La unidad surgida de estas raíces religiosas comunes es muy distinta -insiste Eliot- de la «unidad» pretendida por el determinismo económico:
esta unidad, en los elementos comunes culturales, durante muchos siglos, constituye el auténtico lazo de unión entre nosotros. Ningún sistema político o económico, por inspirado que esté en la buena voluntad, es capaz de proporcionar lo que proporciona esta unidad cultural. Si derrochamos o desperdiciamos nuestro común patrimonio cultural, no habrá, sistema ni proyecto, ni siquiera los de los espíritus más clarividentes, capaz de ayudarnos o de acercarnos los unos a los otros.
Eliot defendía que una política y una economía divorciadas de la fe, lejos de fomentar la unidad, eran algo más que simplemente inútiles: eran fatales. En su estudio Eliot y su época, Russell Kirk discute lúcida y vigorosamente este aspecto de las Notas para la definición de la cultura:
El espectro de un tedio colosal y planificado: la ausencia de clases, de fe, de fronteras, de raíces, la privación de poesía, de conciencia histórica, de imaginación e incluso de sentimientos; una Tierra Baldía gobernada -si es que se puede gobernar- por una «élite» de aburridos positivistas, conductistas y tecnócratas que ignoran cualquier regla e inspiración que no sean las de su estrecho oficio; un mundo cuyo espíritu se ha empobrecido, y cuya carne es, por ello, fácil de empobrecer... este fantasma acecha detrás de las serenas y admonitorias páginas de las Notas...
Aquella era la misma visión de pesadilla de un futuro sin alma evocado por Orwell en la tierra baldía de su 1984; de los versos cuya trascendencia un día Chesterton citó en forma de parodia: el triunfo final de los Hombres Huecos que, sabedores del precio de todo y del valor de nada, habían perdido la capacidad de sentir o pensar en profundidad.
This is the way the world ends
This is the way the world ends
This is the way the world ends
Not with a bang but a whimper
(Así es como se acaba el mundo / Así es como se acaba el mundo / Así es como se acaba el mundo / no con un golpe seco, sino en un largo plañir).

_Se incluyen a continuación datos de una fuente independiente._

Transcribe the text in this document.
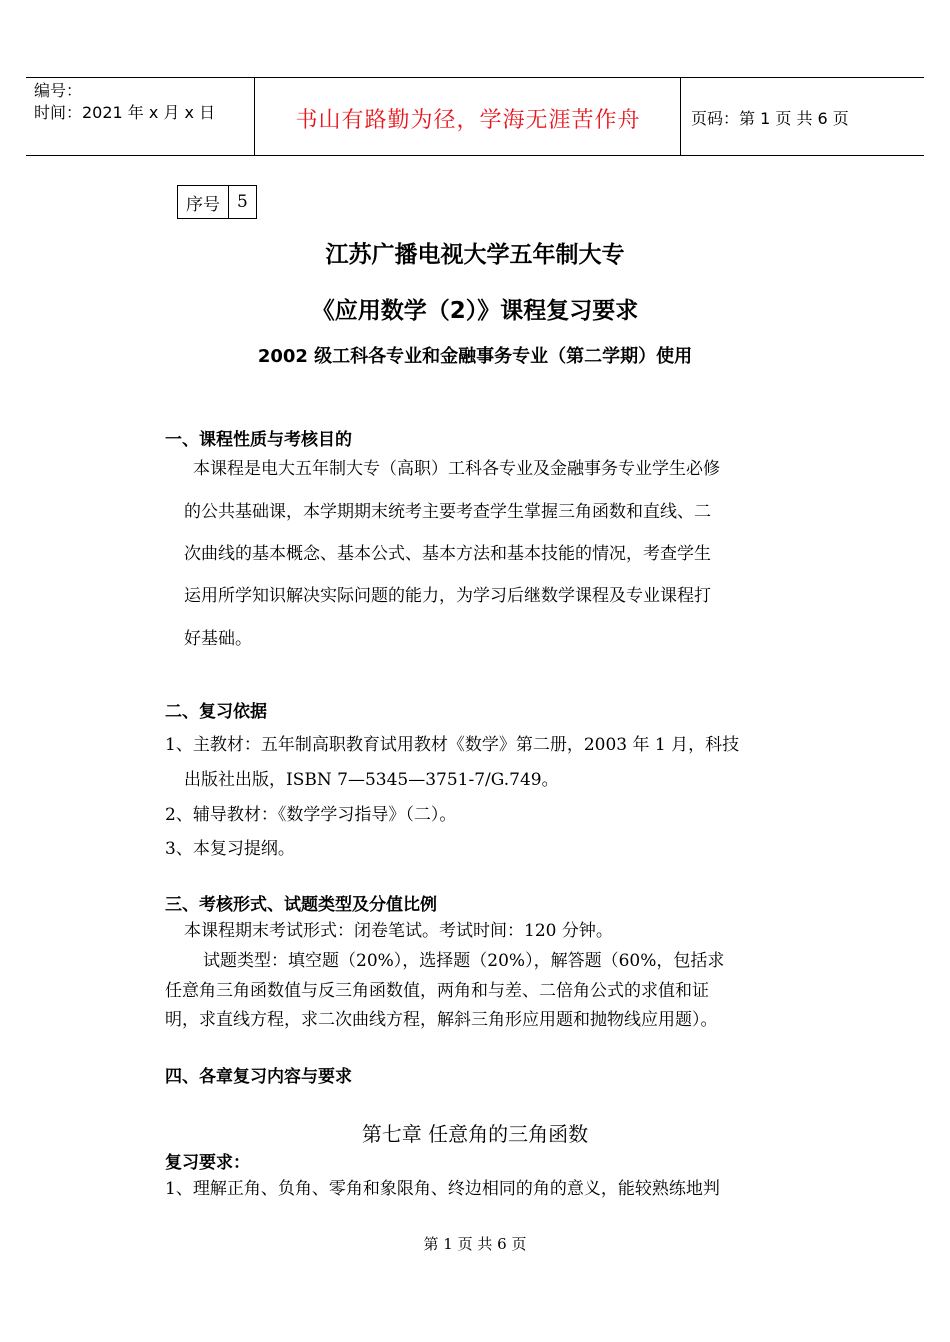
编号：
时间：2021 年 x 月 x 日	书山有路勤为径，学海无涯苦作舟	页码：第 1 页 共 6 页
序号	5
江苏广播电视大学五年制大专
《应用数学（2）》课程复习要求
2002 级工科各专业和金融事务专业（第二学期）使用
一、课程性质与考核目的
本课程是电大五年制大专（高职）工科各专业及金融事务专业学生必修
的公共基础课，本学期期末统考主要考查学生掌握三角函数和直线、二
次曲线的基本概念、基本公式、基本方法和基本技能的情况，考查学生
运用所学知识解决实际问题的能力，为学习后继数学课程及专业课程打
好基础。
二、复习依据
1、主教材：五年制高职教育试用教材《数学》第二册，2003 年 1 月，科技
出版社出版，ISBN 7—5345—3751-7/G.749。
2、辅导教材：《数学学习指导》（二）。
3、本复习提纲。
三、考核形式、试题类型及分值比例
本课程期末考试形式：闭卷笔试。考试时间：120 分钟。
试题类型：填空题（20%），选择题（20%），解答题（60%，包括求
任意角三角函数值与反三角函数值，两角和与差、二倍角公式的求值和证
明，求直线方程，求二次曲线方程，解斜三角形应用题和抛物线应用题）。
四、各章复习内容与要求
第七章 任意角的三角函数
复习要求：
1、理解正角、负角、零角和象限角、终边相同的角的意义，能较熟练地判
第 1 页 共 6 页
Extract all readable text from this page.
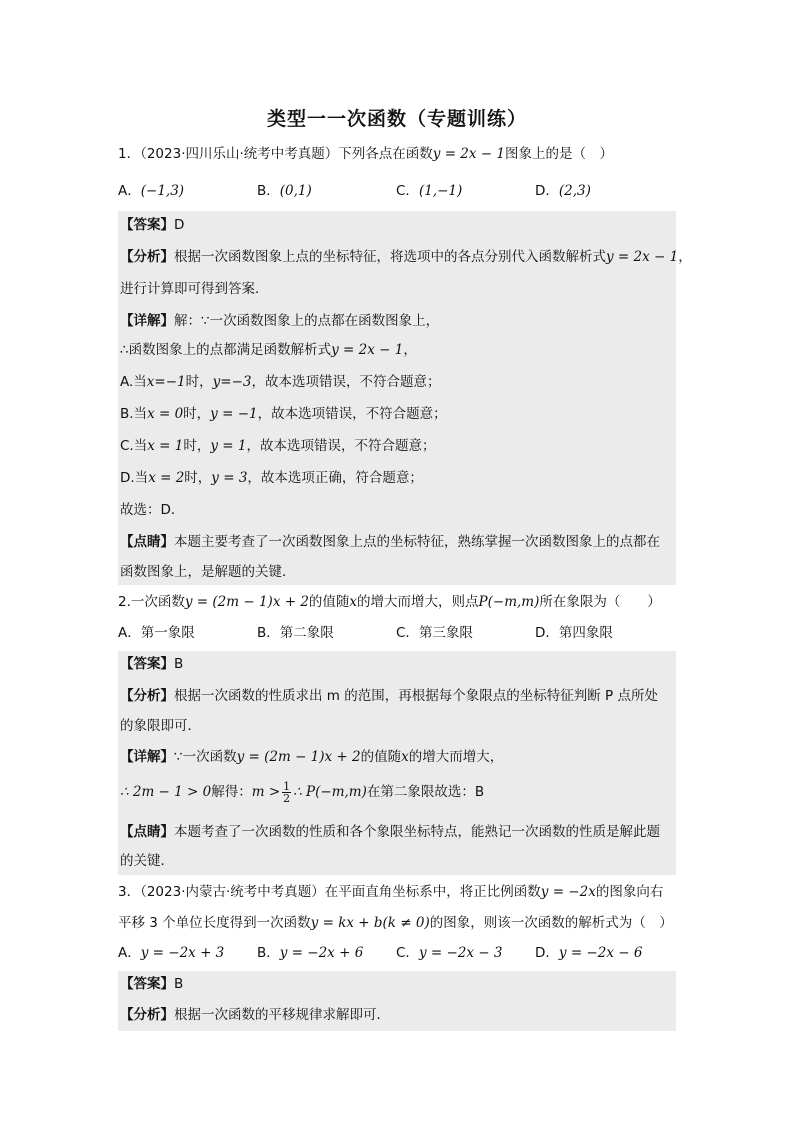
类型一一次函数（专题训练）
1．（2023·四川乐山·统考中考真题）下列各点在函数y = 2x − 1图象上的是（　）
A．(−1,3)	B．(0,1)	C．(1,−1)	D．(2,3)
【答案】D
【分析】根据一次函数图象上点的坐标特征，将选项中的各点分别代入函数解析式y = 2x − 1，
进行计算即可得到答案．
【详解】解：∵一次函数图象上的点都在函数图象上，
∴函数图象上的点都满足函数解析式y = 2x − 1，
A.当x=−1时，y=−3，故本选项错误，不符合题意；
B.当x = 0时，y = −1，故本选项错误，不符合题意；
C.当x = 1时，y = 1，故本选项错误，不符合题意；
D.当x = 2时，y = 3，故本选项正确，符合题意；
故选：D．
【点睛】本题主要考查了一次函数图象上点的坐标特征，熟练掌握一次函数图象上的点都在
函数图象上，是解题的关键．
2.一次函数y = (2m − 1)x + 2的值随x的增大而增大，则点P(−m,m)所在象限为（　　）
A．第一象限	B．第二象限	C．第三象限	D．第四象限
【答案】B
【分析】根据一次函数的性质求出 m 的范围，再根据每个象限点的坐标特征判断 P 点所处
的象限即可．
【详解】∵一次函数y = (2m − 1)x + 2的值随x的增大而增大，
∴ 2m − 1 > 0解得：$m > \frac{1}{2}$ ∴ P(−m,m)在第二象限故选：B
【点睛】本题考查了一次函数的性质和各个象限坐标特点，能熟记一次函数的性质是解此题
的关键．
3．（2023·内蒙古·统考中考真题）在平面直角坐标系中，将正比例函数y = −2x的图象向右
平移 3 个单位长度得到一次函数y = kx + b(k ≠ 0)的图象，则该一次函数的解析式为（　）
A．y = −2x + 3 B．y = −2x + 6 C．y = −2x − 3 D．y = −2x − 6
【答案】B
【分析】根据一次函数的平移规律求解即可．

En este despiadado análisis racional de los peligros que amenazaban a la civilización europea, Eliot se permitía un tono de serena admonición con el fin de dar paso a imágenes poéticas más intensas y polémicas. Las excepciones son, sin embargo, memorables: por ejemplo, cuando critica la nueva política educativa, que «destroza nuestros antiguos edificios para preparar el terreno sobre el que los bárbaros nómadas del futuro acamparán con sus caravanas». En torno al mismo tema, pero con un tratamiento más sobrio, Eliot afirma que las universidades están al servicio del cultivo de la cultura, y no para que el «hombre económico» aprenda las triquiñuelas del comercio: «Las universidades europeas... no deberían ser instituciones dedicadas a preparar burócratas eficientes, ni a suministrar a los científicos lo mejor que tienen los científicos extranjeros; deberían servir a la protección de la enseñanza, a la búsqueda de la fe y -en la medida en que el hombre es capaz de ello- a la obtención de la sabiduría».
El «llamamiento final» que realiza Eliot en sus Notas está dirigido
a los hombres de letras europeos, que tienen una responsabilidad especial en la preservación y transmisión de nuestra cultura común... debemos al menos intentar salvar algo de esos bienes de los cuales somos coadministradores; el legado de Grecia, Roma e Israel, y el legado de Europa durante dos mil años. En un mundo que ha presenciado tanta desolación material, también los bienes espirituales corren un peligro inminente.
Un llamamiento que hallaría una entusiasta respuesta en Sayers, Knox y Campbell, quienes durante la posguerra pusieron todo su empeño en cultivar esa cultura cristiana común.